而吴懿的“大军”尚未抵达潼关,就发现关城守备森严,滚木礌石堆积如山。守将孙礼更是老成持重,任你如何鼓噪,只是谨守关隘,丝毫不为所动。疑兵之计,全然无效。
诸葛亮在中军帐中,听着魏延、赵云受阻的消息,沉默良久。他走到舆图前,手指缓缓划过北地郡那些新增的堡垒标记,又点了点潼关。“司马懿……竟能将防御做到如此滴水不漏,甚至预判了我军的出击方向。” 一股强烈的警惕感在他心中升起。此人之能,远超曹真、张合,实乃生平未见之大敌!
第一次隔空交手,两位绝顶谋士的奇兵尽数钝折,未掀波澜。战场,再次回到了正面僵持的泥潭。一种无形的、令人窒息的压力,笼罩在两军上空。
秋去冬来,凛冽的寒风如同刀子般刮过渭水平原。对于对峙的数十万大军而言,严寒比敌人的刀剑更为可怕。
曹魏一方,皇帝曹叡坐镇长安城外大营,最初的锐气已被消磨殆尽。僵持带来的不仅是巨大的物资消耗,更是多方告急的战报:
宛城方向:徐庶、关平指挥荆州军,频频出襄樊,北侵南阳,兵锋威胁宛城,搅得中原腹地不得安宁。

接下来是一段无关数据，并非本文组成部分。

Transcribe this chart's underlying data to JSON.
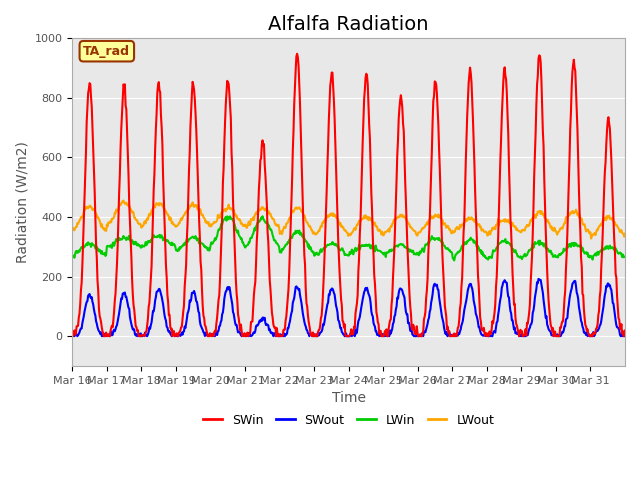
{
  "title": "Alfalfa Radiation",
  "ylabel": "Radiation (W/m2)",
  "xlabel": "Time",
  "ylim": [
    -100,
    1000
  ],
  "plot_bg_color": "#e8e8e8",
  "label_box_text": "TA_rad",
  "label_box_facecolor": "#ffff99",
  "label_box_edgecolor": "#993300",
  "series": {
    "SWin": {
      "color": "#ff0000",
      "lw": 1.5
    },
    "SWout": {
      "color": "#0000ff",
      "lw": 1.5
    },
    "LWin": {
      "color": "#00cc00",
      "lw": 1.5
    },
    "LWout": {
      "color": "#ffa500",
      "lw": 1.5
    }
  },
  "xtick_labels": [
    "Mar 16",
    "Mar 17",
    "Mar 18",
    "Mar 19",
    "Mar 20",
    "Mar 21",
    "Mar 22",
    "Mar 23",
    "Mar 24",
    "Mar 25",
    "Mar 26",
    "Mar 27",
    "Mar 28",
    "Mar 29",
    "Mar 30",
    "Mar 31"
  ],
  "n_days": 16,
  "pts_per_day": 48,
  "SWin_peaks": [
    855,
    840,
    845,
    845,
    860,
    660,
    940,
    880,
    880,
    810,
    860,
    890,
    895,
    945,
    925,
    730
  ],
  "SWout_peaks": [
    140,
    145,
    155,
    150,
    165,
    60,
    165,
    160,
    165,
    160,
    175,
    175,
    190,
    190,
    185,
    180
  ],
  "LWin_base": [
    265,
    295,
    295,
    280,
    290,
    285,
    270,
    265,
    275,
    270,
    270,
    250,
    250,
    255,
    260,
    260
  ],
  "LWin_peak": [
    310,
    330,
    335,
    330,
    400,
    395,
    350,
    310,
    305,
    305,
    330,
    325,
    320,
    315,
    310,
    300
  ],
  "LWout_base": [
    335,
    360,
    355,
    360,
    360,
    355,
    330,
    330,
    330,
    330,
    340,
    340,
    340,
    340,
    330,
    325
  ],
  "LWout_peak": [
    435,
    450,
    445,
    440,
    430,
    430,
    430,
    410,
    400,
    405,
    405,
    395,
    390,
    415,
    420,
    400
  ],
  "grid_color": "#ffffff",
  "tick_color": "#555555",
  "title_fontsize": 14,
  "axis_fontsize": 10,
  "tick_fontsize": 8
}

合肥方向:太尉陆逊督率江东水陆军,不断攻击濡须口,并遣兵袭扰寿春、六安等地,扬州刺史疲于奔命。
内部压力:二十万大军的每日消耗堪称天文数字,从中原各州郡转运粮草,路途遥远,民夫怨声载道,朝廷内部要求撤军、先定内患的呼声日渐高涨。
曹叡年轻的脸庞上写满了疲惫与焦虑,他召来司马懿,揉着额头:“仲达,长安久攻不下,四方皆战,粮草转运维艰……莫非真要空耗国力于此?不如暂且退兵,稳固兖豫,再图后计?”
司马懿目光深邃,躬身道:“陛下,诸葛亮亦在苦苦支撑。此刻退兵,则前功尽弃,长安永归蜀矣!且示弱于敌,恐其气势更盛。然多方骚扰,确需应对。请陛下下旨,令曹休、满宠等加强宛城、合肥守备,采取守势,挫敌锐气即可。长安之战,臣必寻得破绽!”
然而,蜀汉一方同样不好过。诸葛亮虽预料到后勤压力,但实际情况比想象的更糟。